Once the integral term sees you're in position, it stops increasing the applied force. Whatever it had been applying is retained, and this is what makes up for position droop.
It is possible for an integral term to send you into instability, but that would only happen if the integral gain were too large for your system and you can get the same instability from a strictly proportional controller if the proportional gain is too high.
If you're struggling to tune the system, then I would refer you to the Ziegler-Nichols method. From that page,
This tuning rule is meant to give PID loops best disturbance rejection.
It yields an aggressive gain and overshoot – some applications wish to instead minimize or eliminate overshoot, and for these this method is inappropriate. In this case, the equations from the row labelled 'no overshoot' can be used to compute appropriate controller gains.

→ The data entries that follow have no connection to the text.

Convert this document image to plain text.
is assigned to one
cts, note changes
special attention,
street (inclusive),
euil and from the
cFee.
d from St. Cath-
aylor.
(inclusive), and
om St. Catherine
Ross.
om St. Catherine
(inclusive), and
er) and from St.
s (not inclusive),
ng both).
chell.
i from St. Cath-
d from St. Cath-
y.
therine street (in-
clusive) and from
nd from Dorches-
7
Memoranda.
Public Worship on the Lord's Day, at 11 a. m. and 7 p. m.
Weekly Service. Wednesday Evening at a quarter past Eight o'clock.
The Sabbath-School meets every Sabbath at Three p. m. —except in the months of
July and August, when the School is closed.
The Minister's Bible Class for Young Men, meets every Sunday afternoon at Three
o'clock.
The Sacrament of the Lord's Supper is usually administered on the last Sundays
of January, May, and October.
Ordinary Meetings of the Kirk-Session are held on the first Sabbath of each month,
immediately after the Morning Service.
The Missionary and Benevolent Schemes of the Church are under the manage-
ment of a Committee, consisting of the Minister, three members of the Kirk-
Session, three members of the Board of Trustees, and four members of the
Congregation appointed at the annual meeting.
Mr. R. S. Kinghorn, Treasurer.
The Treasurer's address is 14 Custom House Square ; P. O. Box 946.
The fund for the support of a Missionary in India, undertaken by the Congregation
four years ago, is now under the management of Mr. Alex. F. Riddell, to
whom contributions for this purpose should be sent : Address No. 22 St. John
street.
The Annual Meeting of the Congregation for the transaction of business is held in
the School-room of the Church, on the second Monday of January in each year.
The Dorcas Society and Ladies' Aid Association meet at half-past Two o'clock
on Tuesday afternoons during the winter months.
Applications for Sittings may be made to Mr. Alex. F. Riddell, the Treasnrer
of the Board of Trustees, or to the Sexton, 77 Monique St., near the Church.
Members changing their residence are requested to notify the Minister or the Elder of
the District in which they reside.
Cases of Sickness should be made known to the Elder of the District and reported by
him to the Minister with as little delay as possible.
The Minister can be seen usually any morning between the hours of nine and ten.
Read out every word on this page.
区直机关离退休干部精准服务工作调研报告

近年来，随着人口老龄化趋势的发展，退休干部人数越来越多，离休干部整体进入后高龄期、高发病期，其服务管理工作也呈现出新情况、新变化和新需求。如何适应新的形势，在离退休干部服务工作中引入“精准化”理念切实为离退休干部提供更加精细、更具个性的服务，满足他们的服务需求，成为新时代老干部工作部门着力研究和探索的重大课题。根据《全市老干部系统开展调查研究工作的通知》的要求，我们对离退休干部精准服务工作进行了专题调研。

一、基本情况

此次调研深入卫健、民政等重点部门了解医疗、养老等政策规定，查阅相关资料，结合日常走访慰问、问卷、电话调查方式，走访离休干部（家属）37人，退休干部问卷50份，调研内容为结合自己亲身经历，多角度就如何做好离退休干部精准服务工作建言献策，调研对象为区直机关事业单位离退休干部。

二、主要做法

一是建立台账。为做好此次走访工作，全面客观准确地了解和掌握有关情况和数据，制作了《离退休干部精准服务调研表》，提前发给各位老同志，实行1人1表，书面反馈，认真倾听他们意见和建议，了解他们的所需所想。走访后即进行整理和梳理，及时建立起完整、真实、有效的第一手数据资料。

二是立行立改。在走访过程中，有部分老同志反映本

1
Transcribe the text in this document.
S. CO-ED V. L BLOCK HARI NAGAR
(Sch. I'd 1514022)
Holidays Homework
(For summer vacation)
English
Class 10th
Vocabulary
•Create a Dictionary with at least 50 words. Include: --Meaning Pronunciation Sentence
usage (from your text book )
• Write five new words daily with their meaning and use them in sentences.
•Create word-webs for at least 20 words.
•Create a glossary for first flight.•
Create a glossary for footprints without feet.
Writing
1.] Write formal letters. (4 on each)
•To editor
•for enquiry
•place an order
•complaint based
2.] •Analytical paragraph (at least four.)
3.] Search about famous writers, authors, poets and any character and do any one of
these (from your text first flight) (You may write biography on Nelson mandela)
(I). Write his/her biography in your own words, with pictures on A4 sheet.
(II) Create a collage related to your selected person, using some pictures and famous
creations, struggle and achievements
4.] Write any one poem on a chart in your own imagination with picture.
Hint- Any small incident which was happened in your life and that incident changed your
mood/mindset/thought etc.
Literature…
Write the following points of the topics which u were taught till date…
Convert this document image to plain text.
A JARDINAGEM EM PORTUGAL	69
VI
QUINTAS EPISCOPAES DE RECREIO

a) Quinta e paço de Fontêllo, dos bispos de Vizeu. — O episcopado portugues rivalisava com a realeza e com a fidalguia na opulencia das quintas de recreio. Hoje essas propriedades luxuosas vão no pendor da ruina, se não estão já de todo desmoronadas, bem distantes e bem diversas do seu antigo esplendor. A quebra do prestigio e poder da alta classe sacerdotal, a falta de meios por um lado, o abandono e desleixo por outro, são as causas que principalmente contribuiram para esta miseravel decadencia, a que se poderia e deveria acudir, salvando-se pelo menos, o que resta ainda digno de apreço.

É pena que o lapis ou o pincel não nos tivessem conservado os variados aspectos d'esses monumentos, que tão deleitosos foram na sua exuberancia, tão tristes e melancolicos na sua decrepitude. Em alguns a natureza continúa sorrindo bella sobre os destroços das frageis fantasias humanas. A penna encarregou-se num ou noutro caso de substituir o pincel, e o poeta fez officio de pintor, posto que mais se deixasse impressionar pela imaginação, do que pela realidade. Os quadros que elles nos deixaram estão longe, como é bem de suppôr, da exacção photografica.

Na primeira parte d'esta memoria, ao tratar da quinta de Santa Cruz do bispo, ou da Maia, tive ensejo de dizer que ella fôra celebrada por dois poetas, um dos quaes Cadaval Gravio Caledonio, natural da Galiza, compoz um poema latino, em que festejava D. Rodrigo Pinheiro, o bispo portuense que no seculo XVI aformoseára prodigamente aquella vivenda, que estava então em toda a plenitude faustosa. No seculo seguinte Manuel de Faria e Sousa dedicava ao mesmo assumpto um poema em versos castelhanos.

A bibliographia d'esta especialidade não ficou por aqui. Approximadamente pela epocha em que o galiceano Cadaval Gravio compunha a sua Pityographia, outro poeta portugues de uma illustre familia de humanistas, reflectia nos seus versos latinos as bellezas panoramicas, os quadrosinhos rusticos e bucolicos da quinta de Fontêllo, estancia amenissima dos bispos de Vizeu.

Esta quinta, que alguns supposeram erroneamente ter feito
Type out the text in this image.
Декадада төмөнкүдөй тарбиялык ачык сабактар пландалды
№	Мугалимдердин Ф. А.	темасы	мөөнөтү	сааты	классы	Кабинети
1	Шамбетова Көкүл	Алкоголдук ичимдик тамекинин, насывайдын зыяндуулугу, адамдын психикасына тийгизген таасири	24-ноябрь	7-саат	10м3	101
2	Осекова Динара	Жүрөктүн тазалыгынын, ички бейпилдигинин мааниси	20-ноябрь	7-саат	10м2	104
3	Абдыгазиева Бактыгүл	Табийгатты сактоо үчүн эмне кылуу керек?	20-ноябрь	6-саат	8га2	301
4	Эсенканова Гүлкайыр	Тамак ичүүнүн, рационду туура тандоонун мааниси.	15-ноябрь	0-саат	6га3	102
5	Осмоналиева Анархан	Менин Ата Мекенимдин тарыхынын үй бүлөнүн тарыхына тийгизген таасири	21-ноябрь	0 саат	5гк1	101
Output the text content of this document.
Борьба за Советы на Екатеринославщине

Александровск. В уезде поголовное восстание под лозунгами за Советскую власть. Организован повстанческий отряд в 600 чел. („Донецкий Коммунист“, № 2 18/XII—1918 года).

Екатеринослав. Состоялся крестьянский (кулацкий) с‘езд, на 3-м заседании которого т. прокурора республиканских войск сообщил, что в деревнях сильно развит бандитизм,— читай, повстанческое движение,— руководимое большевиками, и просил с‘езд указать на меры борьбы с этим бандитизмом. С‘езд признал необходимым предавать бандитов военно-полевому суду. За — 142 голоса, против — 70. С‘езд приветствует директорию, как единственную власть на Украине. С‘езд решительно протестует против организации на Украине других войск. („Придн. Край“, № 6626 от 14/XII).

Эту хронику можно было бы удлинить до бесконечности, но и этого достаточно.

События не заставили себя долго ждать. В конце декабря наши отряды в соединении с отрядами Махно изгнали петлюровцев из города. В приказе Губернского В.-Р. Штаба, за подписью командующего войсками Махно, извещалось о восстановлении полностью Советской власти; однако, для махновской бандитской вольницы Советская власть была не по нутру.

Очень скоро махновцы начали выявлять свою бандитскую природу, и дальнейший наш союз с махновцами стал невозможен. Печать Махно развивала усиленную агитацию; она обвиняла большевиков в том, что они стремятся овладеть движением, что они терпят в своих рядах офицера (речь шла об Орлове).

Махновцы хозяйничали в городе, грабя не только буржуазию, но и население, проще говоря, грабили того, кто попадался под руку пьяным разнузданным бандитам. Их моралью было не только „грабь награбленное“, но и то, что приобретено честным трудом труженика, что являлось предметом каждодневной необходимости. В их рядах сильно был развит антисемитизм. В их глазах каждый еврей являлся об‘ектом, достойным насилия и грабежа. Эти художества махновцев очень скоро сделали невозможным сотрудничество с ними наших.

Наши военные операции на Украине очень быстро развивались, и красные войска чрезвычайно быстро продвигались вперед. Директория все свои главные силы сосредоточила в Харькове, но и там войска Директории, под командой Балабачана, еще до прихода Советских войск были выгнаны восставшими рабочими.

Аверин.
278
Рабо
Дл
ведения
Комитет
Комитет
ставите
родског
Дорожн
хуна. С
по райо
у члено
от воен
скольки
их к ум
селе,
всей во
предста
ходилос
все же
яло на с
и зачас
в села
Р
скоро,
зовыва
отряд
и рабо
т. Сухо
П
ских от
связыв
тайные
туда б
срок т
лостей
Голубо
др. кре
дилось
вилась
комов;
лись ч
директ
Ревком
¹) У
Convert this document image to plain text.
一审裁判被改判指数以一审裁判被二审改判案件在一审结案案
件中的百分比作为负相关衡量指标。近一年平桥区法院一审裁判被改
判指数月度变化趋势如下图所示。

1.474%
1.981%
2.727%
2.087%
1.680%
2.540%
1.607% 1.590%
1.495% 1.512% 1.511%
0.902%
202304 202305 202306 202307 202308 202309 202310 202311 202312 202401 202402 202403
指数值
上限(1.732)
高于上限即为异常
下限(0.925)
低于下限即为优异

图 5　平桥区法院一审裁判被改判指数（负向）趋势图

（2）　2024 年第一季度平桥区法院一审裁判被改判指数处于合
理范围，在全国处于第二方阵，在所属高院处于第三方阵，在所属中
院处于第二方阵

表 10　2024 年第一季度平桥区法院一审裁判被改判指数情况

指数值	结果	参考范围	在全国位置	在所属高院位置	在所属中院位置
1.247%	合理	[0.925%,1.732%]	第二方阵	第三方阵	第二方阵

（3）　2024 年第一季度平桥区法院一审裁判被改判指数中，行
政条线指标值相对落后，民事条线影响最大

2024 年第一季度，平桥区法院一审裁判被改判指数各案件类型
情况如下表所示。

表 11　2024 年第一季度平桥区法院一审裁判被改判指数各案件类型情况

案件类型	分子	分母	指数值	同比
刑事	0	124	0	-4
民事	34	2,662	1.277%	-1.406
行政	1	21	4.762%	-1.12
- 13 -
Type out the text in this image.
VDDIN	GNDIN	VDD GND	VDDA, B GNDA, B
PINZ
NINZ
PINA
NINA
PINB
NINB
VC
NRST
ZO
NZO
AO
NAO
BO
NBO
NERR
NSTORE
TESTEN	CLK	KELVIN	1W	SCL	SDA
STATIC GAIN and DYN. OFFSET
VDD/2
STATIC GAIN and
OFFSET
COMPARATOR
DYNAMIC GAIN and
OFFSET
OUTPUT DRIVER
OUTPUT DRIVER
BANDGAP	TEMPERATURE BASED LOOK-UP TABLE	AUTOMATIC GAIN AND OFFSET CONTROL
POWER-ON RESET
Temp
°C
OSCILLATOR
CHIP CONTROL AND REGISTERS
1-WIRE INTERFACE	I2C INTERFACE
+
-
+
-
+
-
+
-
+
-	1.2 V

If that's not quite what you're looking for, then I would highly recommend some form of model-based control, like a feed-forward controller. You can use both feed-forward and PID (and I have, to great success!)
Feed-forward control allows you to exploit your knowledge of the system to get better performance by being proactive, rather than waiting for setpoint errors to appear as in a reactive PID controller. For example, if you know you want to accelerate your 10 kg load at 1 m/s^2, then you already know the winch should output (10*1) = 10 N of force. You don't need to wait for the position errors to appear before applying that 10 N of force.
Once you're using feed-forward, you apply PID control to whatever error is left, and in this way your PID controller is only really making up for modeling errors. The PID controller will make up for any friction you failed to account for, any errors in your load mass (e.g., if it's 9 kg instead of 10 kg), etc. Your PID controller is no longer doing the "heavy lifting" of getting the bulk positioning response, so it should be much less sensitive to large step changes. Since it's only performing a positioning error adjustment, you can tune the PID controller much more aggressively than if it were trying to also perform the bulk motion.